The core engineering disciplines required for ANC product development are mechanical, electronics and acoustics.
ANC in headphones has an element of black-art to it.
Although the field of control theory covers the principals, this alone is not enough to get good results. The engineer must have a good depth of hands-on experience to know how to massage things is just the right way to get good results.
The engineering disciplines cannot operate independently.
In many consumer products the engineering jobs can be done more or less in isolation, that is to say the mechanical designer can do his job only knowing the PCB size and mounting hole location, with no concern whatsoever for the function of the PCB. In ANC products this is not the case, the electronics, mechanical and acoustics are all tightly coupled and must work cohesively to get results. It is the acoustics engineers job to meld the mechanical and electronics together with the acoustics to create great ANC performance.

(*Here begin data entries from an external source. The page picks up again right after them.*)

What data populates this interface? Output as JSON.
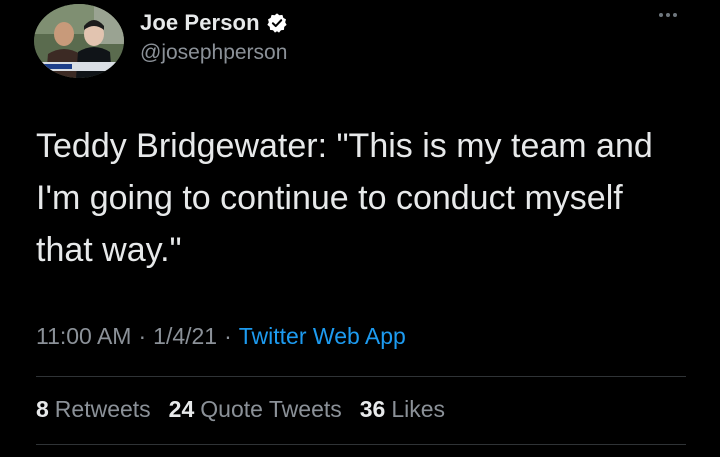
{
  "author": {
    "display_name": "Joe Person",
    "handle": "@josephperson",
    "verified_icon": "verified-badge-icon",
    "avatar_icon": "avatar-photo"
  },
  "menu": {
    "more_icon": "more-options-icon"
  },
  "tweet": {
    "text": "Teddy Bridgewater: \"This is my team and I'm going to continue to conduct myself that way.\"",
    "time": "11:00 AM",
    "separator": "·",
    "date": "1/4/21",
    "source": "Twitter Web App"
  },
  "stats": {
    "retweets": {
      "count": "8",
      "label": "Retweets"
    },
    "quote_tweets": {
      "count": "24",
      "label": "Quote Tweets"
    },
    "likes": {
      "count": "36",
      "label": "Likes"
    }
  },
  "colors": {
    "background": "#000000",
    "text_primary": "#e7e9ea",
    "text_secondary": "#8b9198",
    "link": "#1d9bf0",
    "divider": "#2f3336"
  }
}
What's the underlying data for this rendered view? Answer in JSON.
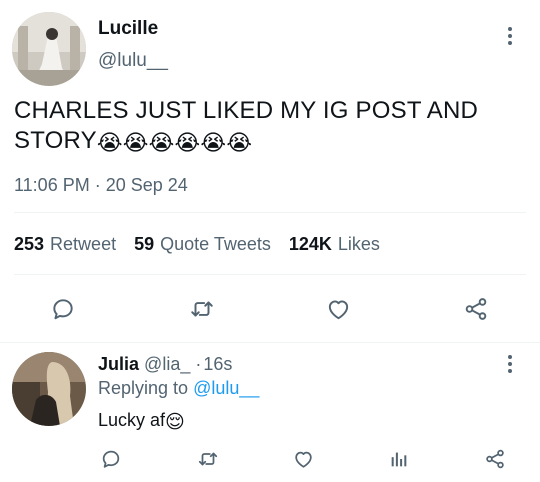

The development process is inherently iterative and has a built in catch 22.
We could state it like this, “in order to build the mechanical parts we first need the settle the acoustic design, but in order to settle the acoustic design we first need to build the mechanical parts”. This conundrum is solved simply by having an acoustic engineer with the experience to guess right first time … or maybe second time.
The transition from prototypes to tooled parts can bite.
The great performance of a hand-built prototype sample can suddenly evaporate when tooled or new batch components are used. Acoustic systems can be sensitive to certain small variations that remained hidden through out the development process. A skilled acoustics engineer will be watchful of any elements of the design where these kind of variations are prone to show up and either buffer the design in such a way as to mitigate the issue or setup a suitable go/no-go test to screen out parts that go beyond the acceptable limits.